NSSF filed an amicus brief with the U.S. Supreme Court in Smith & Wesson Brands, Inc. v. Estados Unidos Mexicanos, the $10 billion lawsuit brought by the Mexican government seeking to assign blame for the criminal violence brought by narco-terrorist cartels in Mexico. The brief argues that the U.S. Court of Appeals for the First Circuit erred in reviving the case that was initially dismissed by a lower federal court for violating the Protection of Lawful Commerce in Arms Act (PLCAA). NSSF wrote the First Circuit’s decision “… blows a gaping hole in the PLCAA and rolls out the red carpet for a foreign government intent on vitiating the Second Amendment.” The amicus later adds that the First Circuit’s decision was incorrect because it is “… emblematic of a recent trend of anti-gun governments (and courts) mendaciously skirting the PLCAA and using the resulting threat of bankruptcy-inducing tort liability to destroy a lawful industry that is vital to the exercise of a fundamental constitutional right. This Court’s intervention is imperative.”

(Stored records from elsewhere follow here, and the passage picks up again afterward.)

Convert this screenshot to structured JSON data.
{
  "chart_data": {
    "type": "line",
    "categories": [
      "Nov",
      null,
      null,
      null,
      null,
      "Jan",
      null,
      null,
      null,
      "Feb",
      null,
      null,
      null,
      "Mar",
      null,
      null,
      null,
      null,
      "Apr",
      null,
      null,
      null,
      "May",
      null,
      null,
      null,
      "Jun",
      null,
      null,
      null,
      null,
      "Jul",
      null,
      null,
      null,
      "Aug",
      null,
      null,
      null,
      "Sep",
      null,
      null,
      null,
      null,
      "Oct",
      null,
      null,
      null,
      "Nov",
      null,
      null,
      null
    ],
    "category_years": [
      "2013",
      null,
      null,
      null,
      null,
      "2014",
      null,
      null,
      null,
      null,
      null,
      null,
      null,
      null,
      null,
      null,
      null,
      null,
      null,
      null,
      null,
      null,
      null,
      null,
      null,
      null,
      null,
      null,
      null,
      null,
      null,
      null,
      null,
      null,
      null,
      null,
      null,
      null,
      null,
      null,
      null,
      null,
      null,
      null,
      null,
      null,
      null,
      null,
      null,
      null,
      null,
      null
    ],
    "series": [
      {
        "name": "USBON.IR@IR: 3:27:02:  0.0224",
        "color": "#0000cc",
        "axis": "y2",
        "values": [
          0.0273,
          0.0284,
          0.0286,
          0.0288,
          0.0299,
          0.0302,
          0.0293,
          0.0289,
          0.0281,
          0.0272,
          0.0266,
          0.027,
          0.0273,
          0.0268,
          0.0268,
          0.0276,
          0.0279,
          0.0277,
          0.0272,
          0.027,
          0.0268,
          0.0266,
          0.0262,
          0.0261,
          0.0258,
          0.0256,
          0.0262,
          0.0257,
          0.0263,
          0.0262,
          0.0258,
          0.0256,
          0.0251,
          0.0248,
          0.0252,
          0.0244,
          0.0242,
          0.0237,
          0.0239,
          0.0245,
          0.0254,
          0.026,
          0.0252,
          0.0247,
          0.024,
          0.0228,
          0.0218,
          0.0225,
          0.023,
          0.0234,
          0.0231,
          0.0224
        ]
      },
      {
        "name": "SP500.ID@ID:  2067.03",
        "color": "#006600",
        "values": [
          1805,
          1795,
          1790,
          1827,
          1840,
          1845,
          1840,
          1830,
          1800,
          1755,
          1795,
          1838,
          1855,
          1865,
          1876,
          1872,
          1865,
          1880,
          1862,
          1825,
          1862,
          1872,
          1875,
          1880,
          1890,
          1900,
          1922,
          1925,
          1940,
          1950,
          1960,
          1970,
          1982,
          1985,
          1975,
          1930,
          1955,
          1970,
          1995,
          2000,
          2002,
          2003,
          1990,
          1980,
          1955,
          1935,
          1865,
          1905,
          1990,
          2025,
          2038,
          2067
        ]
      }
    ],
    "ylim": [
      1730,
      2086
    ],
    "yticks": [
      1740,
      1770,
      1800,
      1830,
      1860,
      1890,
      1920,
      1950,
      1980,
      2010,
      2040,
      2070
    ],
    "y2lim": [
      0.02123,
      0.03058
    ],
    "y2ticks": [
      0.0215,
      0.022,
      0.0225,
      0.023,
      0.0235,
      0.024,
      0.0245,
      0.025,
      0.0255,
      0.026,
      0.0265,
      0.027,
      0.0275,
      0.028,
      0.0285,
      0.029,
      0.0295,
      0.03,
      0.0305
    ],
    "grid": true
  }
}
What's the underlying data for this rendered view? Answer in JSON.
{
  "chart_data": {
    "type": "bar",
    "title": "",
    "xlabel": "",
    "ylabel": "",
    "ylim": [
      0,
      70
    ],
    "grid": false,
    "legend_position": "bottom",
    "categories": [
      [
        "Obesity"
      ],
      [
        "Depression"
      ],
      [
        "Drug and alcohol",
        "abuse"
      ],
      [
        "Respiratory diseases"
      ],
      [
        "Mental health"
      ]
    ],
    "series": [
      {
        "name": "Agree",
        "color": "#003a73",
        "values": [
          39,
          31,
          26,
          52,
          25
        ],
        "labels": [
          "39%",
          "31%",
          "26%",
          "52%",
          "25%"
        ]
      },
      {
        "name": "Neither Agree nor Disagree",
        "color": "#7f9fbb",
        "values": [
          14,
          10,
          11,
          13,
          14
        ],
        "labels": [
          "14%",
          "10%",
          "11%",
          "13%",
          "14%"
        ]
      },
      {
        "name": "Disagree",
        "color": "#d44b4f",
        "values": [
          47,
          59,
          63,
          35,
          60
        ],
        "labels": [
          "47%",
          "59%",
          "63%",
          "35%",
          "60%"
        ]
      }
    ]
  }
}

Twenty-seven state attorneys general, led by Montana’s AG Austin Knudsen, filed their own brief with the Supreme Court, urging the court to correct the decision to revive the claim by the U.S. Court of Appeals for the First Circuit.
“American firearms manufacturers should not and do not have to answer for the actions of criminals, as established by the commonsense federal Protection of Lawful Commerce in Arms Act. Mexico’s bad policies created the country’s gun violence problem,” AG Knudsen said in a press release. “Rather than take responsibility, Mexico and anti-gun activists are trying to blame and bankrupt American companies that follow the law. The appeals court erred in their decision and the Supreme Court needs to correct it.”
Mexico’s elections are certain to change who occupies the presidential palace but hope for change falls short of Mexico’s insistence on scapegoating their own failures and cartel corruption on U.S. firearm manufacturers.